La cérémonie d’ouverture du deuxième sommet des chefs d’État de l’Alliance des États du Sahel s’est tenue ce mardi 23 décembre 2025 au Centre international de conférences de Bamako. Un rendez-vous politique majeur marqué par des discours aux accents souverainistes et un ton résolument anti-impérialiste.
Prenant la parole, le président burkinabè Ibrahim Traoré a livré une allocution forte, annonçant ce qu’il a qualifié d’« hiver noir » pour l’Afrique de l’Ouest. « L’hiver noir arrive. Il sera très froid, sanglant et meurtrier », a-t-il déclaré, établissant un lien direct entre cette menace et la création de la Confédération de l’AES. Selon lui, la fondation de cette alliance a permis de percevoir les signaux avant-coureurs d’une crise majeure.
Le chef de l’État burkinabè a également pointé du doigt ce qu’il considère comme un manque de lucidité de certains Africains face aux enjeux géopolitiques actuels. Il a comparé la situation à celle du Printemps arabe, estimant que l’Afrique de l’Ouest pourrait connaître des bouleversements similaires si les peuples ne prennent pas conscience des dangers à venir.
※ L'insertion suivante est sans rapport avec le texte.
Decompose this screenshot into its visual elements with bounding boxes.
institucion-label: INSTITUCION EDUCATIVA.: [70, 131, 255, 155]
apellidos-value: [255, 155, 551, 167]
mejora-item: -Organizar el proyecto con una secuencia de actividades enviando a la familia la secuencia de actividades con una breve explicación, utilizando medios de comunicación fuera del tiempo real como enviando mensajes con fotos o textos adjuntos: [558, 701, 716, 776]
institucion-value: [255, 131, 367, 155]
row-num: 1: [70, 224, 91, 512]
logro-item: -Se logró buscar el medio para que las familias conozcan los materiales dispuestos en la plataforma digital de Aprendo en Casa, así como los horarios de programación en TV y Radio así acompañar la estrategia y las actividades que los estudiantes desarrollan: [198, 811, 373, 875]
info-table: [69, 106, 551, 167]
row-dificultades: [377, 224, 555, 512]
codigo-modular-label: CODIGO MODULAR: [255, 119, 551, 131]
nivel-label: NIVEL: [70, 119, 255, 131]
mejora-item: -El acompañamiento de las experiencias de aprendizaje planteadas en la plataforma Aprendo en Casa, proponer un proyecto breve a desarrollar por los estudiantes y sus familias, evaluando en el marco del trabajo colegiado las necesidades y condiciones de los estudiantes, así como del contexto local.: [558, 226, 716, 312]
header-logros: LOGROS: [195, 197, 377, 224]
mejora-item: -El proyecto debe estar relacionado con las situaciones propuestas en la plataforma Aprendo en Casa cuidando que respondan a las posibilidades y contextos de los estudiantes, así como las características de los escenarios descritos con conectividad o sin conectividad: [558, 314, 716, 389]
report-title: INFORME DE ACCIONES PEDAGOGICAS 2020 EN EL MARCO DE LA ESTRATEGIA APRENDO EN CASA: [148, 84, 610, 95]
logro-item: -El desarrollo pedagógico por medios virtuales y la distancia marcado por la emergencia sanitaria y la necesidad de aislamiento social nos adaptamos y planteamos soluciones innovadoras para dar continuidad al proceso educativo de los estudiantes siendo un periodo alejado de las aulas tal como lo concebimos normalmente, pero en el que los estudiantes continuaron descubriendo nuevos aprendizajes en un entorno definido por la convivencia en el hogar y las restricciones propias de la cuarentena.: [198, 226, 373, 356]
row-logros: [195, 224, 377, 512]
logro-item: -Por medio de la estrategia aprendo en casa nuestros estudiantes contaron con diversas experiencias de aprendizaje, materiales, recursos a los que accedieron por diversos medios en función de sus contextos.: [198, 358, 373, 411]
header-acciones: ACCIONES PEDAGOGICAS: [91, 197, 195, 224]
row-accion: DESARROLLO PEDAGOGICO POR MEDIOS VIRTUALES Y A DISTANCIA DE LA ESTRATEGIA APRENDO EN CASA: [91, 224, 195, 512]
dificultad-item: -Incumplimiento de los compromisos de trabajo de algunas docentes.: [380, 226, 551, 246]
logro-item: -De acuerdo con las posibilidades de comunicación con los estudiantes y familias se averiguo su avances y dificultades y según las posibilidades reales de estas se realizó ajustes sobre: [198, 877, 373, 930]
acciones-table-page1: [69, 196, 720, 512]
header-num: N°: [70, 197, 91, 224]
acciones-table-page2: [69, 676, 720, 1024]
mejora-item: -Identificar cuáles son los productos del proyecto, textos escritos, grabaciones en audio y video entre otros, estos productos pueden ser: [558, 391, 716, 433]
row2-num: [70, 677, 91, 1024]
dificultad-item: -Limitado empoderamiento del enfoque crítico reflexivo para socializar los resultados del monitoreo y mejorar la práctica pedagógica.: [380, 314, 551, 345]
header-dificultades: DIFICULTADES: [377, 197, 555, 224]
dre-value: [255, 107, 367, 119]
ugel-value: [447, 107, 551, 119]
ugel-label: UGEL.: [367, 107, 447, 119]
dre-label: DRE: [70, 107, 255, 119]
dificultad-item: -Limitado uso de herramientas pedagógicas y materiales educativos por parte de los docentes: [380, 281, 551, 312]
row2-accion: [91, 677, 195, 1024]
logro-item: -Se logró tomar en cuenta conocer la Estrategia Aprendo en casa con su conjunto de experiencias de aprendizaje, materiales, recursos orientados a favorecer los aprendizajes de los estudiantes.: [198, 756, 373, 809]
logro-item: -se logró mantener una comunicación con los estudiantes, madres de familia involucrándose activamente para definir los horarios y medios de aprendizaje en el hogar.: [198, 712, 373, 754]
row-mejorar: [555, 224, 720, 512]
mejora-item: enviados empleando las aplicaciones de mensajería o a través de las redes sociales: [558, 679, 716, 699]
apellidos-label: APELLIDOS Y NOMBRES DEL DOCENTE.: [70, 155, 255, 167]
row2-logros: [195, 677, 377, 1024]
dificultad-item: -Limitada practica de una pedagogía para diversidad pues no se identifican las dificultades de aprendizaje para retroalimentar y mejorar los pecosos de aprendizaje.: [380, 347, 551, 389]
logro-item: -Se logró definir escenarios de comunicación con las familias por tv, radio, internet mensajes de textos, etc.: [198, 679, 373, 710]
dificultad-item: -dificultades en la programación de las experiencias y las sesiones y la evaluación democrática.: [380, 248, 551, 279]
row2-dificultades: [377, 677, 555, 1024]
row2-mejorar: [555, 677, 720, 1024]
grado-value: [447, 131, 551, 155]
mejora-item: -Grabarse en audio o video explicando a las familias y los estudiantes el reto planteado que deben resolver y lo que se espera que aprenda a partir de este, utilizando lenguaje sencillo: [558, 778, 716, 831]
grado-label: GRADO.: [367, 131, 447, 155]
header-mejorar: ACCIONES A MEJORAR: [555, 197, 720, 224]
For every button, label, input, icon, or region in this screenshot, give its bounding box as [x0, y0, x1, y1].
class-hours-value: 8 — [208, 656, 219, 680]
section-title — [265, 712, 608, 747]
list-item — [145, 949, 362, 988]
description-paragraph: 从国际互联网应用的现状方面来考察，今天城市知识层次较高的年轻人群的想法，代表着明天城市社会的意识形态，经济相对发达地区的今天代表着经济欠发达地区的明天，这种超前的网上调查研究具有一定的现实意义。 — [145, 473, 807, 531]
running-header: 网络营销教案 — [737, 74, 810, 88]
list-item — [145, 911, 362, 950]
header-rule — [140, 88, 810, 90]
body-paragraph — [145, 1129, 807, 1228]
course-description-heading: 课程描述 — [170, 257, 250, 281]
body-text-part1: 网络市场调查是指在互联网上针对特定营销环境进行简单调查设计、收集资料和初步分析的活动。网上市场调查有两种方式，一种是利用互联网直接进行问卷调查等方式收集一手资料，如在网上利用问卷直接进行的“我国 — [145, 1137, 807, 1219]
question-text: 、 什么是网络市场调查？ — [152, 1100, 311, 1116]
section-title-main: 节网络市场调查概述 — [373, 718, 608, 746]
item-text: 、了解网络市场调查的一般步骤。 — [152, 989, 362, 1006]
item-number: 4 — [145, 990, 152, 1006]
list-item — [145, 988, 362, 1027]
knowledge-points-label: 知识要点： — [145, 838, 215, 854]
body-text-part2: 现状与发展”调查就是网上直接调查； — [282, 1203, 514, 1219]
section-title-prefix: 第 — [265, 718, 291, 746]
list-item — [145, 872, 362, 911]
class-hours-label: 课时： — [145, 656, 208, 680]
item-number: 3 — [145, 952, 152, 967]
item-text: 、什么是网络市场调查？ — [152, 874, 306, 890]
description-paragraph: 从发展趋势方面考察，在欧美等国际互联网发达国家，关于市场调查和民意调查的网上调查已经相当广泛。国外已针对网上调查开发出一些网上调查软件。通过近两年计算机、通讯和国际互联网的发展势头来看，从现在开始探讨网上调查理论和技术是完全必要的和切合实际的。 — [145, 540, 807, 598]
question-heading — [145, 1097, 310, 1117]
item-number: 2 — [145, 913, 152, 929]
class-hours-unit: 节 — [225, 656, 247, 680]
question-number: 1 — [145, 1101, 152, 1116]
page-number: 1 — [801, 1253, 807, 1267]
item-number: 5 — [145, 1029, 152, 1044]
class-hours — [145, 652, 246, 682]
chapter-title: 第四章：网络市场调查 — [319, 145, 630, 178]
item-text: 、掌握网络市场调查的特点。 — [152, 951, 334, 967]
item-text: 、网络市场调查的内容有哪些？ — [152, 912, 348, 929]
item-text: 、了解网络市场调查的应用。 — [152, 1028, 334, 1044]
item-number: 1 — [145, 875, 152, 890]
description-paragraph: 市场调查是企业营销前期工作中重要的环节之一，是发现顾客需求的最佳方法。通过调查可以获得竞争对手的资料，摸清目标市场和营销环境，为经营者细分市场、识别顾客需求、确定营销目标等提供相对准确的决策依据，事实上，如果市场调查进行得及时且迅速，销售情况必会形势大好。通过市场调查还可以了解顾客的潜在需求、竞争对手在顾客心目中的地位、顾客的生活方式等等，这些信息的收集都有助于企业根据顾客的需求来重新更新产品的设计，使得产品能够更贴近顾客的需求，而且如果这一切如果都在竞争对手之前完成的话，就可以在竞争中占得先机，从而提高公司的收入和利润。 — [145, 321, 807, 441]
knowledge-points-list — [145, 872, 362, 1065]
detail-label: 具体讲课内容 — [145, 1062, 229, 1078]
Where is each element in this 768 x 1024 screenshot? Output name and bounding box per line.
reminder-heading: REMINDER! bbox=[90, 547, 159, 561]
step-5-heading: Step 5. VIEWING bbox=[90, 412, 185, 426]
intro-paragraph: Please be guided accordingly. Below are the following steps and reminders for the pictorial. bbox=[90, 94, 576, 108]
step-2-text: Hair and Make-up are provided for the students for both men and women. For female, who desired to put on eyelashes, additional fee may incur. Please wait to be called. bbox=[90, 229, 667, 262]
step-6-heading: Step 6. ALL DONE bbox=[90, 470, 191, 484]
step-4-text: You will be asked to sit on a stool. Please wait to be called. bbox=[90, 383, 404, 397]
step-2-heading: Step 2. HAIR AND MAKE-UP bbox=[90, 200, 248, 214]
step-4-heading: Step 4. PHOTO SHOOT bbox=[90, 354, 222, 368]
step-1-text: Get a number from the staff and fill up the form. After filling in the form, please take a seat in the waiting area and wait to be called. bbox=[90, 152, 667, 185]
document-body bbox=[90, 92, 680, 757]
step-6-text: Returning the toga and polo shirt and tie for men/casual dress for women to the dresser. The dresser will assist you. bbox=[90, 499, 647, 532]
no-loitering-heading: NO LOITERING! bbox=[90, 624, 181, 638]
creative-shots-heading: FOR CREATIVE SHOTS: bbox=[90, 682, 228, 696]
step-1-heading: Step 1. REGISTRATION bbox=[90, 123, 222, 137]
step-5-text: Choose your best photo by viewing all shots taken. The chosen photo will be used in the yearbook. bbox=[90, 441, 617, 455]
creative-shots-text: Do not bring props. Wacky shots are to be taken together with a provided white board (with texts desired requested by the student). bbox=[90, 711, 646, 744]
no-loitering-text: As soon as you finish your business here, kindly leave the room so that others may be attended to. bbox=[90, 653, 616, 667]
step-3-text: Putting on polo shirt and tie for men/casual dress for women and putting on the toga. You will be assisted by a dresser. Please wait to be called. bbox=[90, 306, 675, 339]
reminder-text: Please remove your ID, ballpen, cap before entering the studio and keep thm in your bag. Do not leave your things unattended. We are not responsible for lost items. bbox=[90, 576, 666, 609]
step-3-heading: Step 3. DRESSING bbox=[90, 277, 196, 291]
Dans ce contexte, la Confédération de l’AES apparaît, selon lui, comme une réponse stratégique face aux menaces extérieures.
Avant lui, le président nigérien Abdourahamane Tiani est revenu sur les circonstances ayant conduit à la création de l’AES. Il a dénoncé un système qu’il juge favorable à l’exploitation néocoloniale des ressources du Sahel, affirmant que l’Alliance marque une rupture nette avec les schémas de dépendance. « Désormais, les décisions se prennent à Ouagadougou, Bamako et Niamey, et non ailleurs », a-t-il martelé.
Président sortant de la Confédération, le général Assimi Goïta a, pour sa part, dressé le bilan de son mandat. Il a mis en avant plusieurs réalisations majeures, notamment la création d’une Banque confédérale dotée d’un capital initial de 500 milliards de FCFA, l’instauration d’un mécanisme de prélèvement confédéral, le lancement de la télévision de l’AES et la mise en circulation de documents de voyage communs. Il a également annoncé des projets structurants à venir, dont le développement des infrastructures de transport et la création prochaine d’un Parlement confédéral.
À l’issue de la cérémonie d’ouverture, les chefs d’État de l’AES se sont retirés au palais de Koulouba pour une réunion à huis clos. Le sommet doit être sanctionné par un communiqué final, attendu lors de la cérémonie de clôture prévue au CICB.